Liu, Po-Ting, and 劉柏廷. "Association Rule Based Relational Mining for Stock Trading." Thesis, 2007. http://ndltd.ncl.edu.tw/handle/99939684843737594402.
Full text國立中央大學
資訊管理研究所
95
When it comes to analyzing numerical data by Association Rule, we have to disperse those numerical data before we start to use them as a data mining source data. The common data dispersed methods are “equal width interval” and “equal frequency interval”. We categorize these two methods into “absolute”, because both of them classify different values into each interval with the same length. In practice, equal width interval and equal frequency interval are not necessary the suitable way to deal with all kinds of data. For example, the usage of many popular and famous technical analysis indicators is considered “relative-comparison”, rather than “absolute- comparison”. Therefore, if we simply treat all kinds of data as “absolute-comparison” data without thinking about whether those data have “relative-comparison” characteristics in nature, we may lead to information loss because we ignore some important features in those data. For this reason, we propose a concept of “relative-type comparative relation” which is an alternative to “equal width interval” and “equal frequency interval” for data preprocessing.

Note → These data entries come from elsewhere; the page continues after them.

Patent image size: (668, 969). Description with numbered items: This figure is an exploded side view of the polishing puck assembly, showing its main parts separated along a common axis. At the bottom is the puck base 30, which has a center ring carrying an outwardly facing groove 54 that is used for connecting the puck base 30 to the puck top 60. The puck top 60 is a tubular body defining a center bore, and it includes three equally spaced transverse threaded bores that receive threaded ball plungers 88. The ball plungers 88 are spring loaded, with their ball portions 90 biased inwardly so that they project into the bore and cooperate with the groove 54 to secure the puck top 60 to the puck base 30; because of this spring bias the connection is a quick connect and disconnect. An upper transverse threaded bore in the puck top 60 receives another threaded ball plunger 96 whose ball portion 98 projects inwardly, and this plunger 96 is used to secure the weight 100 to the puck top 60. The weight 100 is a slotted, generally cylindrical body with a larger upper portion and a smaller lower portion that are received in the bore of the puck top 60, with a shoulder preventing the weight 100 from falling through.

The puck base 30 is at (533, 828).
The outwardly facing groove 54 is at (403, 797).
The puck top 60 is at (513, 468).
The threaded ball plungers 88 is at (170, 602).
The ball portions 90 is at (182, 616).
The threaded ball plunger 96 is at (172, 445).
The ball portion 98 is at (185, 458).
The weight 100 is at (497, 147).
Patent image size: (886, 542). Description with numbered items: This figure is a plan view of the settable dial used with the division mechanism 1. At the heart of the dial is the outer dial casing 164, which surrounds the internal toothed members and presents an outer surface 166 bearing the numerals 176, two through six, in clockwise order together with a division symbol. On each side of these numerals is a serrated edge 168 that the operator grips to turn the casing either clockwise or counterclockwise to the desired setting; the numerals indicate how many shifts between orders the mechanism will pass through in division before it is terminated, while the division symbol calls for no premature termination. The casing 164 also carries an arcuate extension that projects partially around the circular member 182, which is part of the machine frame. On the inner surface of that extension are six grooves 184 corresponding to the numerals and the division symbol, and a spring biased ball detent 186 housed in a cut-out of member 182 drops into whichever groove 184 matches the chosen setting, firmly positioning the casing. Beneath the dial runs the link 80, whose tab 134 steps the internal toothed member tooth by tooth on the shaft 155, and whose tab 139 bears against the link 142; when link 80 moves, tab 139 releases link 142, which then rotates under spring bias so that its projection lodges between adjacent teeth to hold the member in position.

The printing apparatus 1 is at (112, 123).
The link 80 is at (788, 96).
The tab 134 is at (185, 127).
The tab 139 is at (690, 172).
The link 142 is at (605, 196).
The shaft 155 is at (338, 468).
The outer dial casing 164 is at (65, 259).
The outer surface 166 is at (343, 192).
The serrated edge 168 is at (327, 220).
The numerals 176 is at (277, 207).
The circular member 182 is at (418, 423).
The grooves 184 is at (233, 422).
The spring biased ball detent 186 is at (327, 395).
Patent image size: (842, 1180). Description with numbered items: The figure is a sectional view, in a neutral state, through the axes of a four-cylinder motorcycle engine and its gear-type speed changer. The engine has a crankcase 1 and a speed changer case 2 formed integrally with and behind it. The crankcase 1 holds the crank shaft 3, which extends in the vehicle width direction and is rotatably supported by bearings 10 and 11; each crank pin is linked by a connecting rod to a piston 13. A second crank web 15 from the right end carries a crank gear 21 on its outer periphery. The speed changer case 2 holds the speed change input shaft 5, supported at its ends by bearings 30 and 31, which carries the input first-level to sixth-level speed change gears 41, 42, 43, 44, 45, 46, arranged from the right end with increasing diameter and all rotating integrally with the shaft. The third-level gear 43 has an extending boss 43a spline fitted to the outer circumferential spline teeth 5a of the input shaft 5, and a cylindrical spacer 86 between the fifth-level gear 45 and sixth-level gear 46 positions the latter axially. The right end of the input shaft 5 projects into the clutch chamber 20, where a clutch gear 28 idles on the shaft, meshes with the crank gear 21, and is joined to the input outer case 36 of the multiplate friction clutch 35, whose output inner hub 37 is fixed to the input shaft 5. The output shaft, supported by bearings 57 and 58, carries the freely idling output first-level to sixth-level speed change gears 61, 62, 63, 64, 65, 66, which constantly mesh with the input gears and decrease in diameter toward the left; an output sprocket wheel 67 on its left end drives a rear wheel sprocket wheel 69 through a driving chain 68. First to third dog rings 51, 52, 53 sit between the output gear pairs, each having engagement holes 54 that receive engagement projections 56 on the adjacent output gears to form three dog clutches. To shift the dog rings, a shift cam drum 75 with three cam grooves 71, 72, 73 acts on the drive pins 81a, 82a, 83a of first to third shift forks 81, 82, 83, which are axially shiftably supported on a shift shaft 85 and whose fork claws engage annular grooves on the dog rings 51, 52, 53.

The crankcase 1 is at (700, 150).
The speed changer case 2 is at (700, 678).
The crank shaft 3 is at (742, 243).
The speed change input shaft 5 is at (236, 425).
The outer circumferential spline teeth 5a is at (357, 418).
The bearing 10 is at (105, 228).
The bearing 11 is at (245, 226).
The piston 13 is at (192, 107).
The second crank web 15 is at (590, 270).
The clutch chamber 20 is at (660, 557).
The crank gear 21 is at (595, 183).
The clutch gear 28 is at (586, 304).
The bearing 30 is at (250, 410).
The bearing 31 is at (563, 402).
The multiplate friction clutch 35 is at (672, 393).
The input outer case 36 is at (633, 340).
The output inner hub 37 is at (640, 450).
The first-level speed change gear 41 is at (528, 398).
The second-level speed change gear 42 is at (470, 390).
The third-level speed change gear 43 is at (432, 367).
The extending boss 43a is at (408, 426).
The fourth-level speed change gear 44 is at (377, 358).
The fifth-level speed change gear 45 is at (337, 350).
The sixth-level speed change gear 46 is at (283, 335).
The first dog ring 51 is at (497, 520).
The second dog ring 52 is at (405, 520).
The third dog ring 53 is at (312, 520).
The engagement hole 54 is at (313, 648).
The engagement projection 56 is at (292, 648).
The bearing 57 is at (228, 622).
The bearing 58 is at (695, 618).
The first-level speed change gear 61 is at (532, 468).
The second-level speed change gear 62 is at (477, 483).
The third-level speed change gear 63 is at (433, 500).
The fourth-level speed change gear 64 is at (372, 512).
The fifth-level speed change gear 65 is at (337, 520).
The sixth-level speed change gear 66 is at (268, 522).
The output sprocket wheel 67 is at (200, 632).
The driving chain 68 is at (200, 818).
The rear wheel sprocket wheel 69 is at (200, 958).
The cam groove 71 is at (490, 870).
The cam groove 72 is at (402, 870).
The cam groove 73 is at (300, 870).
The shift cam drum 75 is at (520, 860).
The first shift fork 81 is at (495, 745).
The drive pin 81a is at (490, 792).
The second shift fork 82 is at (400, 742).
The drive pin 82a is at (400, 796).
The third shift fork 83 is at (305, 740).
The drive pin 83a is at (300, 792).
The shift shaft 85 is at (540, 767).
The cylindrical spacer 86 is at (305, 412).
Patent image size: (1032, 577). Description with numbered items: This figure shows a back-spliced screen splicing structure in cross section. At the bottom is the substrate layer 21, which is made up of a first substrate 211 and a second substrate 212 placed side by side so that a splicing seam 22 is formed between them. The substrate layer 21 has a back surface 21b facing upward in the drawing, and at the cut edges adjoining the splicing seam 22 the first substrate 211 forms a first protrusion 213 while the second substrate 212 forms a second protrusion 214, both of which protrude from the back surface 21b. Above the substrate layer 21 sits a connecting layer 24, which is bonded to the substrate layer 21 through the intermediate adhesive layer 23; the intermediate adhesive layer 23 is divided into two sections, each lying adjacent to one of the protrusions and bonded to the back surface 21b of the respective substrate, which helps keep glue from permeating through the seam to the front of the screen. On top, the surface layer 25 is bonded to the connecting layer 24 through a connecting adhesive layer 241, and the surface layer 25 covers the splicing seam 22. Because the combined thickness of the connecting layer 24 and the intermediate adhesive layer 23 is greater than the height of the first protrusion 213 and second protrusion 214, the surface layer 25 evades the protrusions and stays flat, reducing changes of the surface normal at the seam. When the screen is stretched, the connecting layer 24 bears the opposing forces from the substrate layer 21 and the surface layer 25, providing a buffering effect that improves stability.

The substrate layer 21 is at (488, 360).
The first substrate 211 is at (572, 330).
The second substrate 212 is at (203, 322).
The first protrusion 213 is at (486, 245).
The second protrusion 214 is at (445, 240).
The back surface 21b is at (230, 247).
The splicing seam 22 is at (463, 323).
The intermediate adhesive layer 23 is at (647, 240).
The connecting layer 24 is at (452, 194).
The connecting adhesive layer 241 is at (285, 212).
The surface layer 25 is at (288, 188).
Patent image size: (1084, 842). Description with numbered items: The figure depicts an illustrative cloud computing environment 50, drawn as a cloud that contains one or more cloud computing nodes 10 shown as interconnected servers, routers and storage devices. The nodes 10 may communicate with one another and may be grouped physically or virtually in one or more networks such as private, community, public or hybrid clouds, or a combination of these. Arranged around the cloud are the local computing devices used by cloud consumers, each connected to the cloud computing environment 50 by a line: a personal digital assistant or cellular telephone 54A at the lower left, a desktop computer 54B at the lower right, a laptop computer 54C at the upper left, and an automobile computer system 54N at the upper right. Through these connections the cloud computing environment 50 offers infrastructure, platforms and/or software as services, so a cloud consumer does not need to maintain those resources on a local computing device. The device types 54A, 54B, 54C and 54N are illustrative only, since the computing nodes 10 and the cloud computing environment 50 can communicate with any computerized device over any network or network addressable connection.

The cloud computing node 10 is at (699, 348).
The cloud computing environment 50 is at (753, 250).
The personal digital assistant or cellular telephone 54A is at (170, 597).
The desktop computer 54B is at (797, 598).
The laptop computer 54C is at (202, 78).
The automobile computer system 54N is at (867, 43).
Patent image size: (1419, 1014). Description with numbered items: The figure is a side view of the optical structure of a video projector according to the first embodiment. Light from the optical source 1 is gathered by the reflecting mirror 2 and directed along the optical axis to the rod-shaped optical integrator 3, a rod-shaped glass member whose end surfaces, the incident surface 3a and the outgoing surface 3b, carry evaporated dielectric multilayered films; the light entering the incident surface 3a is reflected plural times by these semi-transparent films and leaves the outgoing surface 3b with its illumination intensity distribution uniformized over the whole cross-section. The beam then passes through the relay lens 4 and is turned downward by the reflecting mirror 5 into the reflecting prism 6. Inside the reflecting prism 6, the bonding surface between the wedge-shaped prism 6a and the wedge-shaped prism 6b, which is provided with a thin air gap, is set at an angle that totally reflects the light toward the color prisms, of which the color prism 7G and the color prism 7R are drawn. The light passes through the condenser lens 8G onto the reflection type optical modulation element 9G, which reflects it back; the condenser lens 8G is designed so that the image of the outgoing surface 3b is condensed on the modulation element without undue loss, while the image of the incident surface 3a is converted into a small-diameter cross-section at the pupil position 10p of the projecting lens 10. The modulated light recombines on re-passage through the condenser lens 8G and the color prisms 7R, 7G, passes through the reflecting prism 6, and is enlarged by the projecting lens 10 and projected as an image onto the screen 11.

Through “relative-comparison” we can transfer numerical data to data mining source data in a more appropriate way that make the source data more similar into the numerical data in meaning, so that we can reduce information loss and enhance the result of data mining. After applying “relative-comparison” to association rule data mining, we use CBA(Classification Based on Associations) to classify and predict the target data. CBA can be divided in two steps which are “rule simplification” and “collective evaluation.” “Rule simplification” eliminates those redundant rules and integrates those general rules for classification. “Collective evaluation” uses the total confidence of screened rules to classify and predict the target data and enhance the accuracy of classification and prediction. The experimental data is extracted from American stock trading data form 2003 to 2006. The results of the experiments show that the application of “relative-comparison” does improve the precision of stock price estimation. After we implement “rule simplification” and “collective evaluation” in the experiments, we improve the precision rate to a higher level.